That, of course, is exactly what it sets out to be: it’s an unabashedly pro-queer narrative that brings the highest level of professional artistry into the mix, using it to convey that subtle blend of aloof observation and emotional engagement that can sometimes win viewers’ hearts and minds.
In recognition of that artistry, the foremost acknowledgement must go to Bernal, who turns in a career-highlight performance as both Armendáriz and his over-the-top titular alter-ego, which requires an impressive display of physicality in addition to keen emotional intelligence. The actor is more than capable on both fronts, and while it would frankly be nice to see one of our queer heroes portrayed in a mainstream film by an actual queer actor, it’s hard to complain when the actor is someone like Bernal, who finds within his own lived experience the authenticity to make it all ring true. Kudos are also deserved for both De La Rosa, who establishes an emotional core to the story that endures even after she leaves it, and openly-queer actor Roberta Colindrez as the trainer (and friend) that helps “Cassandro” conquer the world of professional lucha libre wrestling by literally flipping the script.
Still, though there is clearly a heartfelt desire to inspire behind the movie’s portrayal of its hero’s unlikely rise to glory, “Cassandro” doesn’t quite deliver the kind of unequivocal “feel-good” validation for which it aims. There’s something rote about the story as it’s told to us; Armendáriz’ success seems a foregone conclusion, and his personal struggles – though impeccably acted and depicted with sincerity – feel somehow manufactured for the sake of a desired emotional response. There’s a sense of “Hollywood” about the film’s approach, a deliberate framing of the material which makes this real-life success story seem much too easy, its subject’s struggles too much like tropes to deliver the kind of authentic satisfaction the movie clearly aims for. Built on familiar formula, it all feels a little too predictable – especially for a saga centered in such a messy, wild-and-wooly environment as professional lucha libre. Yes, it inspires, but much of that is accomplished by playing to sentiment, by what seems a deliberate effort toward building and reaffirming a legend rather than revealing the real human experience behind it, and many details of Armendariz’ real story are left out – a suicide attempt, a struggle with substance abuse, even the origin of his iconic stage name as a tribute to a brothel-keeper of whom he was fond – that might have made for a less-sanitized and much more interesting story.

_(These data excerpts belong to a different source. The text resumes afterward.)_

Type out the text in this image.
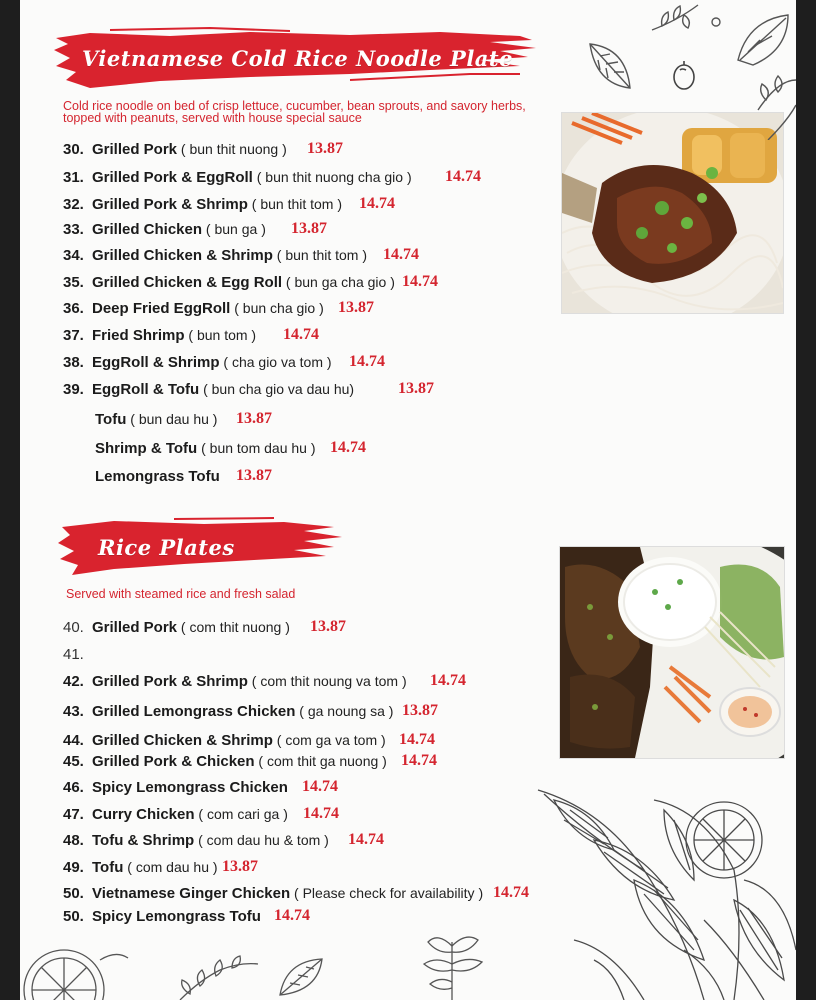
Vietnamese Cold Rice Noodle Plate
Cold rice noodle on bed of crisp lettuce, cucumber, bean sprouts, and savory herbs,
topped with peanuts, served with house special sauce
30. Grilled Pork ( bun thit nuong ) 13.87
31. Grilled Pork & EggRoll ( bun thit nuong cha gio ) 14.74
32. Grilled Pork & Shrimp ( bun thit tom ) 14.74
33. Grilled Chicken ( bun ga ) 13.87
34. Grilled Chicken & Shrimp ( bun thit tom ) 14.74
35. Grilled Chicken & Egg Roll ( bun ga cha gio ) 14.74
36. Deep Fried EggRoll ( bun cha gio ) 13.87
37. Fried Shrimp ( bun tom ) 14.74
38. EggRoll & Shrimp ( cha gio va tom ) 14.74
39. EggRoll & Tofu ( bun cha gio va dau hu)	13.87
Tofu ( bun dau hu ) 13.87
Shrimp & Tofu ( bun tom dau hu ) 14.74
Lemongrass Tofu 13.87
Rice Plates
Served with steamed rice and fresh salad
40. Grilled Pork ( com thit nuong ) 13.87
41.
42. Grilled Pork & Shrimp ( com thit noung va tom ) 14.74
43. Grilled Lemongrass Chicken ( ga noung sa ) 13.87
44. Grilled Chicken & Shrimp ( com ga va tom ) 14.74
45. Grilled Pork & Chicken ( com thit ga nuong ) 14.74
46. Spicy Lemongrass Chicken 14.74
47. Curry Chicken ( com cari ga ) 14.74
48. Tofu & Shrimp ( com dau hu & tom ) 14.74
49. Tofu ( com dau hu ) 13.87
50. Vietnamese Ginger Chicken ( Please check for availability ) 14.74
50. Spicy Lemongrass Tofu 14.74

Such quibbles, however, are probably a moot point for most viewers; while “Cassandro” might feel a little too hollow to satisfy completely, it’s a polished, entertaining, and engaging film about a real-life figure that should – and does – carry a message of hope and transcendence for queer audiences.
Why would we ever complain about that?
New book goes behind the scenes of ‘A League of Their Own’
‘No Crying in Baseball’ offers tears, laughs, and more
‘No Crying in Baseball: The Inside Story of ‘A League of Their Own’
By Erin Carlson
c.2023, Hachette Books
You don’t usually think of Madonna as complaining of being “dirty all day” from playing baseball. But that’s what the legendary diva did during the shooting of “A League of Their Own,” the 1992 movie, beloved by queers.
“No Crying in Baseball,” the fascinating story behind “A League of Their Own,” has arrived in time for the World Series. Nothing could be more welcome after Amazon has cancelled season 2 of its reboot (with the same name) of this classic film.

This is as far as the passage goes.